The Tapo C200 — one of the best-selling budget security cameras on Amazon — had a CVSS 9.8 vulnerability. That's as bad as it gets. Anyone on your WiFi could take complete control of the camera without a password. Watch live. Record audio. Pivot into your network. A separate bug leaked your WiFi password in plaintext during setup. The camera you bought to protect your home was the biggest hole in its security. Italian and British university researchers found four vulnerabilities in a TP-Link smart bulb. The worst one: during setup, a hacker within WiFi range could impersonate the bulb and steal your home WiFi password in plaintext. The "encryption" protecting the handshake used a hardcoded secret so short it could be cracked instantly. A $10 light bulb could hand your entire home network to anyone within radio range.
What they claim: TP-Link Tapo cameras advertise "encrypted video streaming" and "secure remote access" with password-protected feeds available only to authenticated users.
What we found: Multiple critical CVEs affect Tapo cameras. CVE-2021-4045 (CVSS 9.8) revealed the Tapo C200 camera had a command injection vulnerability allowing unauthenticated remote code execution. An attacker on the same network could take full control of the camera without any credentials. Additional vulnerabilities (CVE-2023-27126) exposed WiFi credentials in plaintext during setup.
What they claim: TP-Link states it operates independently in each market and complies with local privacy laws, presenting itself as a standard consumer electronics brand no different from competitors.

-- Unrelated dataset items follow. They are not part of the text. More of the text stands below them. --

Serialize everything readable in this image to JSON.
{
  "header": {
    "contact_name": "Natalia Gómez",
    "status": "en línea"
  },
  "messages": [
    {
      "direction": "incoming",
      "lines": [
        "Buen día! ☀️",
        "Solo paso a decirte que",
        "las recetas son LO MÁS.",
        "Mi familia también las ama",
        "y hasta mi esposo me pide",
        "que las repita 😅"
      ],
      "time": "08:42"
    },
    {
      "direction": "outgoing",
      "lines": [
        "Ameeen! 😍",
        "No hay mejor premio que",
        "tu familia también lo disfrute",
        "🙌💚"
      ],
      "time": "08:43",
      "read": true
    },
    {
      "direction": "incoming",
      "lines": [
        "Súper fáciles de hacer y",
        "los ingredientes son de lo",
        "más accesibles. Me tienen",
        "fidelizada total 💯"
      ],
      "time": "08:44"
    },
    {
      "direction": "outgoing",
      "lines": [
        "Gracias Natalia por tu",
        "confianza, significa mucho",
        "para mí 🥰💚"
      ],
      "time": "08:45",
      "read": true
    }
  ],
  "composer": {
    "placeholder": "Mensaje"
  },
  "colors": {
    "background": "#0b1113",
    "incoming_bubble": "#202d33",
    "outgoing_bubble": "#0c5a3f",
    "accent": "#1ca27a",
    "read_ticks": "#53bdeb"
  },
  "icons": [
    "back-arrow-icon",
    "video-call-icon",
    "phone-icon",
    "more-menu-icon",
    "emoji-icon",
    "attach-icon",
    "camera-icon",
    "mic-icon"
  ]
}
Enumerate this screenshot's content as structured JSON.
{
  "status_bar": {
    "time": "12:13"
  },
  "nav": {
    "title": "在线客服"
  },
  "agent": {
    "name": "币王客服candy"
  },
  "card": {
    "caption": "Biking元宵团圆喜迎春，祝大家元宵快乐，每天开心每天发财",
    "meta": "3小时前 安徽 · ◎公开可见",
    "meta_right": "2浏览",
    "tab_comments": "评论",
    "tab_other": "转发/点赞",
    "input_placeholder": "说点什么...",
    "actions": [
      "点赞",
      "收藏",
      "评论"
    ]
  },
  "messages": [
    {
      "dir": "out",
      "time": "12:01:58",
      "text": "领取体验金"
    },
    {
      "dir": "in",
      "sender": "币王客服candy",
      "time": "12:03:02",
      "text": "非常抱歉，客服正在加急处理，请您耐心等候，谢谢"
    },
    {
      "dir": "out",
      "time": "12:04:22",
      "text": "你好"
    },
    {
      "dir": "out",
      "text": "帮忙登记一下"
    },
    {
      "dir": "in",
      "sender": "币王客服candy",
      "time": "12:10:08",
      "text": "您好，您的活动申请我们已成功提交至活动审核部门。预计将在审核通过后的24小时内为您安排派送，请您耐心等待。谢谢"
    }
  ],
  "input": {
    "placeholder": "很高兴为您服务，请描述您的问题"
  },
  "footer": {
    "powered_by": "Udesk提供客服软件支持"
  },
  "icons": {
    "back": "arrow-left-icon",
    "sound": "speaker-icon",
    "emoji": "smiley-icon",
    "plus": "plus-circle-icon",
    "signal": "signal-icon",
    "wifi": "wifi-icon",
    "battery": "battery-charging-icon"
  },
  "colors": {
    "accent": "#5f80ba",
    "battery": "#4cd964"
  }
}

What we found: In 2024, US lawmakers called for investigation of TP-Link over national security concerns due to its Chinese ownership and potential obligations under China's National Intelligence Law (Article 7), which requires organizations to "support, assist, and cooperate with national intelligence work." TP-Link holds approximately 65% of the US home router market. The Commerce Department opened an investigation in late 2024.
What they claim: TP-Link's Tapo app privacy policy claims to collect only data "necessary for the functioning of the device" and states data is processed in accordance with GDPR.
What we found: Analysis of the Tapo app revealed it collects precise location data, device identifiers, WiFi network information, usage patterns, and sends telemetry to servers in China. Mozilla's Privacy Not Included review flagged that TP-Link's privacy policy allows sharing data with "affiliates" and "business partners" without specifying who they are. The app requests permissions far beyond what's needed for device control.
What they claim: TP-Link markets Tapo products as secure smart home devices with "advanced encryption" and claims to follow security best practices for IoT devices.
What we found: Researchers from University of Catania and University of London discovered four critical vulnerabilities in the Tapo L530E smart bulb and its companion app (published August 2023). CVE-2023-38906 allowed attackers to impersonate the bulb during setup and steal the user's WiFi password. The key exchange used a hardcoded short shared secret, making the encryption trivially breakable.
What they claim: TP-Link advertises Tapo products as suitable for home security monitoring, baby monitoring, and elderly care — use cases requiring the highest security standards.
What we found: CISA (US Cybersecurity and Infrastructure Security Agency) has issued multiple advisories for TP-Link products. In 2023, CISA added CVE-2023-1389 (TP-Link Archer router) to its Known Exploited Vulnerabilities catalog, confirming active exploitation by the Mirai botnet. TP-Link's track record shows a pattern of critical vulnerabilities across their product line, with the Tapo ecosystem inheriting the same firmware development practices.
What they claim: TP-Link states it uses "advanced security protocols" and industry-standard encryption to protect user credentials and device communications.
What we found: CVE-2023-27126 revealed that Tapo devices transmit WiFi credentials in plaintext during the device setup process. Researchers demonstrated that an attacker within WiFi range during setup could capture the home network password. Combined with the short shared secret in the key exchange protocol, the entire security architecture of Tapo's onboarding process was fundamentally broken.